In 1833 he was a candidate for the Tennessee state legislature. In 1836 he and Thomas Hartley Crawford were appointed to a federal commission to "inquire into the causes of the recent hostilities of the Creeks and the frauds alleged to have been committed in the transfer of their land reservations under the treaty of 1812." Balch reported that "whites, who bought the land surrounding the Creek reserves, killed much of the deer for themselves, or 'frightened them off to inaccessible swamps and morasses.' The Creeks continued crossing into Georgia to hunt, which often led to clashes with white residents."

Balch's second wife, Ann Newman Balch, died in 1838. In 1840 his son Alfred Newman Balch died at age 19 in Washington, D.C.

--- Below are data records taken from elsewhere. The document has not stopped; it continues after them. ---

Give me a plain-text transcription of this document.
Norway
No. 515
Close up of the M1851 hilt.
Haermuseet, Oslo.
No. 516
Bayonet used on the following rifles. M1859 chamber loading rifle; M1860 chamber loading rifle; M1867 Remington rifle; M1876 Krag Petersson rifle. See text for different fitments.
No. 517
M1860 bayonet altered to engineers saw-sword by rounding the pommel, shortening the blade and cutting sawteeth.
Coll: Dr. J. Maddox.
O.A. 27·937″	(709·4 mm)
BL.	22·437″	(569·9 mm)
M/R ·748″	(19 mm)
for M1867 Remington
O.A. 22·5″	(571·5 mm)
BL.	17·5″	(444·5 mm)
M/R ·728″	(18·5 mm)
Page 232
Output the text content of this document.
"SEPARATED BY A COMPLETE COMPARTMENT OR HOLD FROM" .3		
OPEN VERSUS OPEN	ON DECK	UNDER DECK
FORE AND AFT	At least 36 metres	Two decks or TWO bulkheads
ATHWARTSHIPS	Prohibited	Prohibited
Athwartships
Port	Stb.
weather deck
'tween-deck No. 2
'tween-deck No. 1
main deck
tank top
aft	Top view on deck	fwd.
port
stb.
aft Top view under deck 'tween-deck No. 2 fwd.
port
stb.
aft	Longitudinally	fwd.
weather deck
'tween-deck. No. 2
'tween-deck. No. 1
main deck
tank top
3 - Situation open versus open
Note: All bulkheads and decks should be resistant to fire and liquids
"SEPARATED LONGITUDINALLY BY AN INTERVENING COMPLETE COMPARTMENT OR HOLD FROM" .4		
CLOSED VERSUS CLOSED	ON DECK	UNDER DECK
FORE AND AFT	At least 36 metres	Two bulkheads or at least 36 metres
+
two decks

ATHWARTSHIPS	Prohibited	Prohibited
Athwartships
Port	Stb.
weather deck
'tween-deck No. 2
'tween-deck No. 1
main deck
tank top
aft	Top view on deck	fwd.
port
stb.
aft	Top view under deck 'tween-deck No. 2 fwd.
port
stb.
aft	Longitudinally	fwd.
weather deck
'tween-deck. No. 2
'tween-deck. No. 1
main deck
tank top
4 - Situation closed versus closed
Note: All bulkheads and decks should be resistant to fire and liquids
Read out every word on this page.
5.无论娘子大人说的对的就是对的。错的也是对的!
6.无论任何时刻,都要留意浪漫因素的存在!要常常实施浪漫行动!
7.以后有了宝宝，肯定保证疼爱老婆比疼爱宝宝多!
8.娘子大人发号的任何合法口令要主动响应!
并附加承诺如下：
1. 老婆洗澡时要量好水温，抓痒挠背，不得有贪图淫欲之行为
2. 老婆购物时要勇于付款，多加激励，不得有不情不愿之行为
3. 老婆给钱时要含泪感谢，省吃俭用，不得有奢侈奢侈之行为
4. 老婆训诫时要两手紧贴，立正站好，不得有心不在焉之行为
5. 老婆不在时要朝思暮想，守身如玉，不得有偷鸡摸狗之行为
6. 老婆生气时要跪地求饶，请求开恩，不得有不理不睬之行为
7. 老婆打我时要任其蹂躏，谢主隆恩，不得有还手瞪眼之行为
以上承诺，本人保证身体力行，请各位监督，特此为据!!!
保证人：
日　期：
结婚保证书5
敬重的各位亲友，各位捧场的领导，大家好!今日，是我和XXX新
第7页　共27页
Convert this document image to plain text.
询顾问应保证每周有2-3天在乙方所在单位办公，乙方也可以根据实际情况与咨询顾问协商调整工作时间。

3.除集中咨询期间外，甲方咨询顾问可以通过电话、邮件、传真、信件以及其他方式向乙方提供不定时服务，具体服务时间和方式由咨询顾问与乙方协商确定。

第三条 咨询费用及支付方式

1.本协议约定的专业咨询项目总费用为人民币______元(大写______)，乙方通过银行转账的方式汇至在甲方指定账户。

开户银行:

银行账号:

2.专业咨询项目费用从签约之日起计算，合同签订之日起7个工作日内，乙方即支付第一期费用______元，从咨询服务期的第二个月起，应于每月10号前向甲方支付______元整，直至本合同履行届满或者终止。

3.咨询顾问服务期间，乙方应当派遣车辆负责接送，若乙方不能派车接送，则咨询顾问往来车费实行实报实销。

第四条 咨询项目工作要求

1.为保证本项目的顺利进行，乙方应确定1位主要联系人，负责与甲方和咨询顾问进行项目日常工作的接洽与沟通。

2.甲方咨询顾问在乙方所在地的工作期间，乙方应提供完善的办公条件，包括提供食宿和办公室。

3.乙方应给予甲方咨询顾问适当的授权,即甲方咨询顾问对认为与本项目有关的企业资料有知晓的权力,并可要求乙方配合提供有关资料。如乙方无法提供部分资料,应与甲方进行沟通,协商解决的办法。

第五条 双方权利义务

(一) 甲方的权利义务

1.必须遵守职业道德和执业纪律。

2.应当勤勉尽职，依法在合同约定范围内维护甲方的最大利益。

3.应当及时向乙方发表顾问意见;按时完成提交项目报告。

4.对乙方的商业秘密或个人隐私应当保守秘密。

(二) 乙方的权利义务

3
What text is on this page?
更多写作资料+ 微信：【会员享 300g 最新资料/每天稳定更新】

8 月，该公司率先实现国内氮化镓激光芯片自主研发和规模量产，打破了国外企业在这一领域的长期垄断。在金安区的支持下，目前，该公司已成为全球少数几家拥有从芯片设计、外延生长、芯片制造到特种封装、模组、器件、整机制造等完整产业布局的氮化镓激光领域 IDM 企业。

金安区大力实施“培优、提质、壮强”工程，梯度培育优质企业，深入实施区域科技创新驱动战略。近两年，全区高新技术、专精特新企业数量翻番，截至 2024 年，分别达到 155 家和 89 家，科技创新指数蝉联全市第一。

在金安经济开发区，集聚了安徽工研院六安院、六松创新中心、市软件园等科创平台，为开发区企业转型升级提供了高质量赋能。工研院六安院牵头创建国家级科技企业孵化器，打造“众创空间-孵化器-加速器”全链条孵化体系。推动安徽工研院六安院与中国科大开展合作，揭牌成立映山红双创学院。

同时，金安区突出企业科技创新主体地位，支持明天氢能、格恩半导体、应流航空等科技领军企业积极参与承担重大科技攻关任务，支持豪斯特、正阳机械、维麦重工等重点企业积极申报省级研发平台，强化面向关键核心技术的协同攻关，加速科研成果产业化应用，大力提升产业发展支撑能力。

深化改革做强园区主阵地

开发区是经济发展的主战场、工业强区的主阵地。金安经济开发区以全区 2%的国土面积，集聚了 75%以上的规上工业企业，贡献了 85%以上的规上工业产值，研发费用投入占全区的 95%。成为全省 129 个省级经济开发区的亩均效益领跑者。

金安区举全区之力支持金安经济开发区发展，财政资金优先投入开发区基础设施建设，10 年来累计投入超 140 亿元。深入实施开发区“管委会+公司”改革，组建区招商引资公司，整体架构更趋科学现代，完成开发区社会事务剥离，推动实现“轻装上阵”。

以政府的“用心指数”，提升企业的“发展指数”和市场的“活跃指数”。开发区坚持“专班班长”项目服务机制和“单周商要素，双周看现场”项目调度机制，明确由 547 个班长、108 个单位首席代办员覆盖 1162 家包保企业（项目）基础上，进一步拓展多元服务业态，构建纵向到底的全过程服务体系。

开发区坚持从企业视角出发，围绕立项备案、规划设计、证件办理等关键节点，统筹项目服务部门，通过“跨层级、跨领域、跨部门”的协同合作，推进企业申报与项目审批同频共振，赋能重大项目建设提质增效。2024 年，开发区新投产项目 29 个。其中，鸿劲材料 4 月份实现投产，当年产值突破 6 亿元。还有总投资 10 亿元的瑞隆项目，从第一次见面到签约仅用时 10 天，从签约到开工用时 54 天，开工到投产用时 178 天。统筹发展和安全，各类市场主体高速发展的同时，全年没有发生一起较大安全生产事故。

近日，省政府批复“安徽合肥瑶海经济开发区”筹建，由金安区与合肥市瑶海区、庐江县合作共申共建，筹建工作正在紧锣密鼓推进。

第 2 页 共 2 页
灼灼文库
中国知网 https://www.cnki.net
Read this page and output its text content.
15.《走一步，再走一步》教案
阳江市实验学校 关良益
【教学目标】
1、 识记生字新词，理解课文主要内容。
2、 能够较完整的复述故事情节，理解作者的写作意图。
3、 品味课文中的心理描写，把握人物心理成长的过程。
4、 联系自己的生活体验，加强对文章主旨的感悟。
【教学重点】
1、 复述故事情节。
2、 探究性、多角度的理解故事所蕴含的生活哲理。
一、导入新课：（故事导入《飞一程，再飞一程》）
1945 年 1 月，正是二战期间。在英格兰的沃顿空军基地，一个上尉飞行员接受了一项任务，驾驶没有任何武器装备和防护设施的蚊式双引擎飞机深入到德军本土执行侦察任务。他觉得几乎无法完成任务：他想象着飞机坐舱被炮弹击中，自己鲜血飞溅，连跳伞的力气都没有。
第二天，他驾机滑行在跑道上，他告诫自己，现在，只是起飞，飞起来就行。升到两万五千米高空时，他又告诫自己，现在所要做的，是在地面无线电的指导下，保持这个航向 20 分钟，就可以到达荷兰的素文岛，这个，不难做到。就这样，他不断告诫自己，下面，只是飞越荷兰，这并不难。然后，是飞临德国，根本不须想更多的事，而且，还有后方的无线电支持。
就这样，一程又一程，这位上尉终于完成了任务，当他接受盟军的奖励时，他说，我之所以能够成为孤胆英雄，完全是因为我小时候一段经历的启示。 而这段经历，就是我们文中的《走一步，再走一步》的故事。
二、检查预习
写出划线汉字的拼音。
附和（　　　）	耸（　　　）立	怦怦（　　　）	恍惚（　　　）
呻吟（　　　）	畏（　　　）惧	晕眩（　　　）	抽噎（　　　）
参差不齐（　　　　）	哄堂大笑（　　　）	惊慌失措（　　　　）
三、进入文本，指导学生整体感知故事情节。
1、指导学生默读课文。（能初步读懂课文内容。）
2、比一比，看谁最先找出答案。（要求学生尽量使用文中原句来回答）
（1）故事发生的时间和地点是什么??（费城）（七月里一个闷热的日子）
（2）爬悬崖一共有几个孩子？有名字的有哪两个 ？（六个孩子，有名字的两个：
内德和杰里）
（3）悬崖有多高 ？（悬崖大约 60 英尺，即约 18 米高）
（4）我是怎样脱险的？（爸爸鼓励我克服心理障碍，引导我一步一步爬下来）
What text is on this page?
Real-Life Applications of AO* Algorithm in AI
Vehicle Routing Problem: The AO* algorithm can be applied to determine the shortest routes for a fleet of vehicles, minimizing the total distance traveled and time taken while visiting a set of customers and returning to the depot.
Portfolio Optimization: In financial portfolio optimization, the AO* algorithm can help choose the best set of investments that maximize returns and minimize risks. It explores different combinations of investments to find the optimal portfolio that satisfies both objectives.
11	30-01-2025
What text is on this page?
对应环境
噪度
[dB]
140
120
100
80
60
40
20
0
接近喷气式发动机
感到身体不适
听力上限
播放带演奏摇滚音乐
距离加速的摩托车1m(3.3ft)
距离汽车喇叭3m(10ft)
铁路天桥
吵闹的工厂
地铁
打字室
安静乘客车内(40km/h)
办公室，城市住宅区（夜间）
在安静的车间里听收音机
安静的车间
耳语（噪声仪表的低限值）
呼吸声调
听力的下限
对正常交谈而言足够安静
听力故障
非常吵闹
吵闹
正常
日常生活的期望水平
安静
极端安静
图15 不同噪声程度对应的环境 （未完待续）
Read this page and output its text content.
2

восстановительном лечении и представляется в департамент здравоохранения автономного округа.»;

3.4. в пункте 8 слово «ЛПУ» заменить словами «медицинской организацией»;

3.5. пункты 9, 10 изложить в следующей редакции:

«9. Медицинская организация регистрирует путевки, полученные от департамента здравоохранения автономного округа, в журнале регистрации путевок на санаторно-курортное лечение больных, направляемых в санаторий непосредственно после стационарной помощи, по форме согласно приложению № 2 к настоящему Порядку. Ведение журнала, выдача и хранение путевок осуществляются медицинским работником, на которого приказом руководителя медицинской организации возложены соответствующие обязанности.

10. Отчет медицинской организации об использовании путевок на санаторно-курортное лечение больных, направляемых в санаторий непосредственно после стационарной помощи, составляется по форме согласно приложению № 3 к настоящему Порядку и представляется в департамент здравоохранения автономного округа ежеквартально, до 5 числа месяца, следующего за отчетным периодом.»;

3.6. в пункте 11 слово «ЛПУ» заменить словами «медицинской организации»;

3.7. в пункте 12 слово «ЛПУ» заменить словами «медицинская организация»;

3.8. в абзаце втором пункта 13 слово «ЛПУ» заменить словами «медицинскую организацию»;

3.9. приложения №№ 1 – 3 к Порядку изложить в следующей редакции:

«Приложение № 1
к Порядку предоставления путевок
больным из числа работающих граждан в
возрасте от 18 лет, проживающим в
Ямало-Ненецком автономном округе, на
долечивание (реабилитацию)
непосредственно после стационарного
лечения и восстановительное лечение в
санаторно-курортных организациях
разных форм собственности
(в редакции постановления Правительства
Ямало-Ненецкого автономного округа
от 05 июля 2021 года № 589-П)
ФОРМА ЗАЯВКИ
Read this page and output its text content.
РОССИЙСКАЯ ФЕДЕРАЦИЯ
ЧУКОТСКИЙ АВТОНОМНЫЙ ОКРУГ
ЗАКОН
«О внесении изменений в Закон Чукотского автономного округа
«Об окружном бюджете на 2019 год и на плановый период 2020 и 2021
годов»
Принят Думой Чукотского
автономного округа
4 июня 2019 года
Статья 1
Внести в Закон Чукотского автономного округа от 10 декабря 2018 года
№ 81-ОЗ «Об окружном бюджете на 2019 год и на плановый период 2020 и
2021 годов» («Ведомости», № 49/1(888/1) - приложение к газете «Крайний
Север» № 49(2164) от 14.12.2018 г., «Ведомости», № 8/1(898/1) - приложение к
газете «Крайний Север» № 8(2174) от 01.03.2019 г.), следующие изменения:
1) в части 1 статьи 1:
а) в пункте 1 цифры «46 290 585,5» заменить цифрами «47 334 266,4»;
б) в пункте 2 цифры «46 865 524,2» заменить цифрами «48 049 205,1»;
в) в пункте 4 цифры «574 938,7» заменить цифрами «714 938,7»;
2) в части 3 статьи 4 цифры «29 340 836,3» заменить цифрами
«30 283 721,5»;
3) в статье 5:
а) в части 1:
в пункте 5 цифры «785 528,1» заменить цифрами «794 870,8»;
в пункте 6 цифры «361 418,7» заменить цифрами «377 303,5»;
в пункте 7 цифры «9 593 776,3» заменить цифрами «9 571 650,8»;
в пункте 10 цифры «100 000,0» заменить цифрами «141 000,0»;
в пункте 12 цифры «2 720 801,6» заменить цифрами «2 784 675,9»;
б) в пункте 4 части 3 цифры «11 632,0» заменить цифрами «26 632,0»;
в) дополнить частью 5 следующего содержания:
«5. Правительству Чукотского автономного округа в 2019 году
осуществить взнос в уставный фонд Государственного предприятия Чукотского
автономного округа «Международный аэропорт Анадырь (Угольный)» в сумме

Balch was appointed by Martin Van Buren to be an associate judge court of appeals for middle district of the Territory of Florida, serving from 1841 to 1842. Shortly after arriving Balch wrote Van Buren that the "condition of this territory is deplorable. The leading men are divided into bitter parties and violence is the order of the day. Heretofore the Banking influence has been predominant, but now the most determined resistance is made to it and in fact it is tottering to its very foundations as well it may since the paper of the Union Bank here is 25 per cent below Virginia paper and Virginia paper is 8 per cent below specie." According to Florida historian James M. Denham, part of the strife was because the territorial council had recommended that the Florida banking system be dismantled.

In 1844 he participated in a public election-year debate over tariffs. In 1845 he offered for lease landings for boats on the Cumberland River at downtown Nashville. In 1849 and 1851 he wrote editorials encouraging investment in Tennessee internal improvements, namely railroads, specifically the Louisville, Nashville, and Columbia Railroad.

Balch died at Rose Mont plantation in Gallatin, Tennessee, on June 21, 1853.